Projects are also aided by the technical acumen of Workshop Residence director Braden Weeks Earp, a recent graduate of Yale’s architecture and design program who previously served as head of studio for sculptor Ursula Von Rydingsvard and, more recently, managed post-earthquake reconstruction projects in West Sumatra, Indonesia and Sichuan, China. When former resident, French artist and fashion designer Aurore Thibout wanted to cast a vintage wedding dress in Hydrocal, Weeks Earp developed the bracing structure.


Artist Aurore Thibout working with bracing developed by Braden Weeks Earp at the Workshop Residence.

Hatch’s previous contributions to the arts are extensive. She has served as a trustee for organizations such as California College of the Arts, Berkeley Art Museum, Oakland Museum of California, and Intersection for the Arts, among others. She co-founded both the Oxbow School, an independent high school for the arts, and Capp Street Project, the first residency program in the country to foster the development of large-scale installations. In 1991 San Francisco Mayor Art Agnos declared January 31 to be “Ann Hatch Day” in recognition for her cultural contributions. Given Hatch’s deep knowledge and vast network of relationships across disciplines, the Workshop Residence is a natural extension of her long career, with one salient exception: it is her first commercial enterprise. After seeing many nonprofits struggle from lack of revenue, Hatch is developing the Workshop Residence to be self-sustaining. Along the way, she considered other models based on the collaborative development of artists’ multiples, including The Thing Quarterly, an object-based publication series produced by local artist-innovators Jonn Herschend and Will Rogan, and New York-based Artware Editions.

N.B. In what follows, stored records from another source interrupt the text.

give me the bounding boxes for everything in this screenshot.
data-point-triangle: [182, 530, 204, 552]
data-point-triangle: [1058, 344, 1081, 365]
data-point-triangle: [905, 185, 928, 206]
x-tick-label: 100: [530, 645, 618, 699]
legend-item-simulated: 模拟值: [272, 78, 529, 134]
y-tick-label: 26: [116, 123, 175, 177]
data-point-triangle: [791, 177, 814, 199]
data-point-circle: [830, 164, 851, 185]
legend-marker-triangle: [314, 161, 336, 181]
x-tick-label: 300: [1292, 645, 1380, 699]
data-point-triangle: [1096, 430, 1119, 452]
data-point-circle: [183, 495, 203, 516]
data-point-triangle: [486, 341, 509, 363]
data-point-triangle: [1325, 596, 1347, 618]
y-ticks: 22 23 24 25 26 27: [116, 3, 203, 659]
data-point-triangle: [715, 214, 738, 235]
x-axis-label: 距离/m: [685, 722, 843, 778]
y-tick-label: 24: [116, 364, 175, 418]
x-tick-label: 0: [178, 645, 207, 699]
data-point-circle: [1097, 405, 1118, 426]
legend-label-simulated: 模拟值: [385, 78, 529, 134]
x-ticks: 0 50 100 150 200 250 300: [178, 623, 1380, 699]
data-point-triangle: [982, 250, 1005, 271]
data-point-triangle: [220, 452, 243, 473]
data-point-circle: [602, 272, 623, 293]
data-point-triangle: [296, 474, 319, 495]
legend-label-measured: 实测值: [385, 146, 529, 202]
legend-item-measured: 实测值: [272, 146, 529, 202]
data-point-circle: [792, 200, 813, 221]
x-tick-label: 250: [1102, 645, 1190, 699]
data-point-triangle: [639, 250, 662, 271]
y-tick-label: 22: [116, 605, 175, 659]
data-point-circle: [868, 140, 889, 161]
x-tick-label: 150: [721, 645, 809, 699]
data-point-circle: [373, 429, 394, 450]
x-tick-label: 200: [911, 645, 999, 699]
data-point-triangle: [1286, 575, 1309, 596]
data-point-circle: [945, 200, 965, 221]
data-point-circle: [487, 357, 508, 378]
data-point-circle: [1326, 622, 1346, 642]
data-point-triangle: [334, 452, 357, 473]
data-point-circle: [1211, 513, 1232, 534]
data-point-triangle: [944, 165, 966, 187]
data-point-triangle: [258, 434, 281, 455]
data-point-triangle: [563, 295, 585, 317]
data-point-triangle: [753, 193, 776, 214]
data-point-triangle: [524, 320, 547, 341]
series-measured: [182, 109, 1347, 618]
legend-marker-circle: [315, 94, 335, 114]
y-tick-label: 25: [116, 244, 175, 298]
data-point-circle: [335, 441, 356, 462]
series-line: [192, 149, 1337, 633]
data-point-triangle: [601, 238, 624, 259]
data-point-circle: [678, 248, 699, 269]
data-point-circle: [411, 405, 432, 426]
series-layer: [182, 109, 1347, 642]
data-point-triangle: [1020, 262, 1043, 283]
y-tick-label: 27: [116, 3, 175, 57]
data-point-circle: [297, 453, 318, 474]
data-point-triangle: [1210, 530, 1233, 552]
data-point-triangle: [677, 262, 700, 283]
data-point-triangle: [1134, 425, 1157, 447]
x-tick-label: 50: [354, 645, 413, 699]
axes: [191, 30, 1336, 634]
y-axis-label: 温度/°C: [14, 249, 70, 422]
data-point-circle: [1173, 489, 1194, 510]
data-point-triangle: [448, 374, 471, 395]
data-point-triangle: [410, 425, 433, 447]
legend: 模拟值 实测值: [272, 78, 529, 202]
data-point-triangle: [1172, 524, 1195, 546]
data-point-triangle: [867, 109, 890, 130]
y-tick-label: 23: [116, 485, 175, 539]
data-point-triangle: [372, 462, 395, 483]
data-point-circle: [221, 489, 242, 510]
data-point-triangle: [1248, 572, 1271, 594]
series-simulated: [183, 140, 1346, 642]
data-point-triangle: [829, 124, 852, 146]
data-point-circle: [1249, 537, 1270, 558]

Ann Hamilton working with Georgene Shelton on coat prototype at The Workshop Residence.

Recently, Ann Hamilton sat in the sunlit studio and talked about her residency while punching a needle through luminous blonde ringlets sourced from a blind local Wensleydale sheep. Her project for the Workshop Residence dovetails with a massive architectural installation later this year commissioned for the historic Park Avenue Armory, a building the size of a New York city block. The results of her San Francisco residency will invariably wend their way into the artist’s larger participatory project, titled the event of a thread. “Every project draws on so many forms of expertise and with this opportunity [at the Workshop Residence], there was this amazing constellation of people here that really allowed me to push the project forward,” she observed, while noting the value of being able to speak with so many local artists and craftspeople about various aspects of the installation, from pinch pot ceramics to pressing records to artisanal joinery techniques. “The process of moving from what you know to what you don’t know animates everything.”


Wilma cups with coffee designed by Dirk Van Saene.

When asked about projects in the works, Ann Hatch talks about offering workshops to build seaworthy boats from scratch and the development of furniture designed by artist Phil Ross, made with organic materials based on a mycelium compound. At some point, she hopes to work with an artist on a perfume. Or perhaps taxidermy. She eschews the term “experimental” when discussing the Workshop Residence as an alternative model for working with artists, but of course the whole endeavor is rooted in experimentation. Like resident artists in the studio, Hatch is in the process of moving from what she knows to what she doesn’t know — and animating a new idea in the process. Some businesses, even experimental ones, bear the mark of success when someone gets behind it and makes it work through sheer force of will. As far as the development of the Workshop Residence is concerned, Ann Hatch’s willfulness when it comes to supporting artists is already a matter of record.